In order to learn about more advanced racing paces, they must be done with greater frequency in workouts. The desired race pace must become "easy speed" (i.e., one that can be maintained without undue anaerobic distress). For most advanced athletes, that usually is a pace that can be carried at a pulse rate in the range of 160-170 beats per minute (every person has a specific anaerobic threshold, of course, and age adjustments should be made). Then in the latter portion of a race, the swimmer rockets up to near-maximum pulse rate during the final sprint.

A much greater percentage of the training should be done in the underload mode to allow "easy speed" to be learned. One must constantly rehearse what he wants to happen during the race for the body to accommodate new demands. That doesn't mean we are training "easier" by underloading_only differently. We are teaching the body to swim at faster paces with lower pulse rates. In general, the swimmer who is in contention at the three-quarter mark of a race_and who has a lower pulse rate than his competitors_will win.

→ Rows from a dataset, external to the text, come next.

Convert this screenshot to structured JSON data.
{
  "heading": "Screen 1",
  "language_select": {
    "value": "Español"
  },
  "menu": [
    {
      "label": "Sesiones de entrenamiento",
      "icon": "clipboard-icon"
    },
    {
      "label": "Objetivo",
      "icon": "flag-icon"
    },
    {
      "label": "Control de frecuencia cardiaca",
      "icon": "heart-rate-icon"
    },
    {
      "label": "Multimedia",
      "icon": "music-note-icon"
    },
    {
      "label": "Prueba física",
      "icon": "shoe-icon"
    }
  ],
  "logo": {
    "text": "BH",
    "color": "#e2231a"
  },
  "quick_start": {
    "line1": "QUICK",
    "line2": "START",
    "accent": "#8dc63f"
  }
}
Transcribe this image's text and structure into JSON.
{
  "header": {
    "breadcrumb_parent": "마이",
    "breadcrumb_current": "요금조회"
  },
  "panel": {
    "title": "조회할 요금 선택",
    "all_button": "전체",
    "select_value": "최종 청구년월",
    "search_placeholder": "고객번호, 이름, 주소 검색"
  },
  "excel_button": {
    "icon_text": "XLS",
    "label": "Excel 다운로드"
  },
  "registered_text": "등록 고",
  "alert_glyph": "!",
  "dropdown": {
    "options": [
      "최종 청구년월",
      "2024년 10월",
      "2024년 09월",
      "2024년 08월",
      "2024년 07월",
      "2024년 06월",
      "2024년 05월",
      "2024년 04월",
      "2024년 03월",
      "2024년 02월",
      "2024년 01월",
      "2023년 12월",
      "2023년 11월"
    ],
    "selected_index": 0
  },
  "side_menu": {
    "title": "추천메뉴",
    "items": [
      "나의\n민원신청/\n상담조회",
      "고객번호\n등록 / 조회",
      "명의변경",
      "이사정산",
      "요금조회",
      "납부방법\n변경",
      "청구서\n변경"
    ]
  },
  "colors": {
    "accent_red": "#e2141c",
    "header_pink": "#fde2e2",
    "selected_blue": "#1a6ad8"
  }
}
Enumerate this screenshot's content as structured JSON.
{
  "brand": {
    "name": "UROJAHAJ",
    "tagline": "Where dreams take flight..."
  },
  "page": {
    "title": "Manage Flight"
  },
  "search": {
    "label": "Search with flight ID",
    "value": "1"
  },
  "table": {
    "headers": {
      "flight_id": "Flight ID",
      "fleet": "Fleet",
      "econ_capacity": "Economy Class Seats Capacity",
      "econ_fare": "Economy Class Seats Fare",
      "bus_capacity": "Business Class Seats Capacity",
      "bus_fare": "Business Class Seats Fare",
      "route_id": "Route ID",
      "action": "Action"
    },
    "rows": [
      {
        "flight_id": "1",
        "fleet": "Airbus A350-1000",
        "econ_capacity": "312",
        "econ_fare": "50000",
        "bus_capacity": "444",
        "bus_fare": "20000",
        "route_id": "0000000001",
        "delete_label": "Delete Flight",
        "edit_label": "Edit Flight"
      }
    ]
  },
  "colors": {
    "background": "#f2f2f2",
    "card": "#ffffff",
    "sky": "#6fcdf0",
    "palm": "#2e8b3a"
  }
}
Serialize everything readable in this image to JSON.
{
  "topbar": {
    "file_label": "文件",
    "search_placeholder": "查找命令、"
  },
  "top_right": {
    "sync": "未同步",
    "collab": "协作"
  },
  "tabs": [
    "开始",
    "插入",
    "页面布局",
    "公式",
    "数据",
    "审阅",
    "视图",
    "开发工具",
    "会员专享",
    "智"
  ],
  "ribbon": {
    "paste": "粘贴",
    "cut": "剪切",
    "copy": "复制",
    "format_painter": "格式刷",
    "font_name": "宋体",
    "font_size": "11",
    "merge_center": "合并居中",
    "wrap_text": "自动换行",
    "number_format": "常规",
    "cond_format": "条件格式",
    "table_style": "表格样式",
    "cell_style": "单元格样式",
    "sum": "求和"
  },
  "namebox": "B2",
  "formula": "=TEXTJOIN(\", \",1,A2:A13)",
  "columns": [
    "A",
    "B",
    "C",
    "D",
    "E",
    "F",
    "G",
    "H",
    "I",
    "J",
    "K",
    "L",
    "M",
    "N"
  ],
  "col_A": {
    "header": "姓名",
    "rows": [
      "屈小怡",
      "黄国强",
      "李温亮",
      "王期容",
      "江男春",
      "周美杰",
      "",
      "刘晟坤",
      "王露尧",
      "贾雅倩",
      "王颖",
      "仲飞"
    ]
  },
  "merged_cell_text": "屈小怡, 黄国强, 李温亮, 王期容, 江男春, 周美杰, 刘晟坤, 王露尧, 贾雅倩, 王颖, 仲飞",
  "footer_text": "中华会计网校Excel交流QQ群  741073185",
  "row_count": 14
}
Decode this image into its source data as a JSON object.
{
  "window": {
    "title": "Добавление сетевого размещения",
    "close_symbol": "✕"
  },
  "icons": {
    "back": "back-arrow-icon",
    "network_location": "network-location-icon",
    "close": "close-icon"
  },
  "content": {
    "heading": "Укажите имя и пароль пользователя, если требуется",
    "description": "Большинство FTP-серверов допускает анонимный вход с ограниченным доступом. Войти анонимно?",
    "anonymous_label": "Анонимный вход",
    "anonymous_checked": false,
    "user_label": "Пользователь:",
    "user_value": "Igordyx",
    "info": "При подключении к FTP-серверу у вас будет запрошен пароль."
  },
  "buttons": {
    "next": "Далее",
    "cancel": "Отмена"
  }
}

Sprinters have learned, or are learning, that they have to achieve desired racing speed many times per week. In constrast, most distance-oriented athletes are doing an abundance of base work, but are short-changing themselves on underloading techniques that teach speed at all distances.

In every race, one's greatest limitation for continued improvement is raw speed. There are no pure endurance races in the pool. If you can't swim fast for 100 meters, you can't swim fast for 200 meters, 400 meters, 800 meters or even 1500 meters.

Look at the best swimmers in the world at 800 meters and 1500 meters. They all can achieve sprint times that are at or near world-class. Training in the pure overload mode_or with an overemphasis on overloading_likely will result in very bored athletes who probably would be best at the 25K open water races.

To swim fast in practice is exciting, motivating, fun and difficult, but never boring.

There are advantages and disadvantages to both underloading and overloading. What we need to develop is a more intelligent way of incorporating these two principles to produce better results. The mix is part of the art of the sport.

Ron Johnson, former head men's swimming coach at Arizona State University from 1975-92 and co-coach of the women's team in 1977-78, currently coaches the Sun Devils Masters Swim Club in Tempe, Ariz. Johnson has also been named NCAA and USMS Coach of the Year.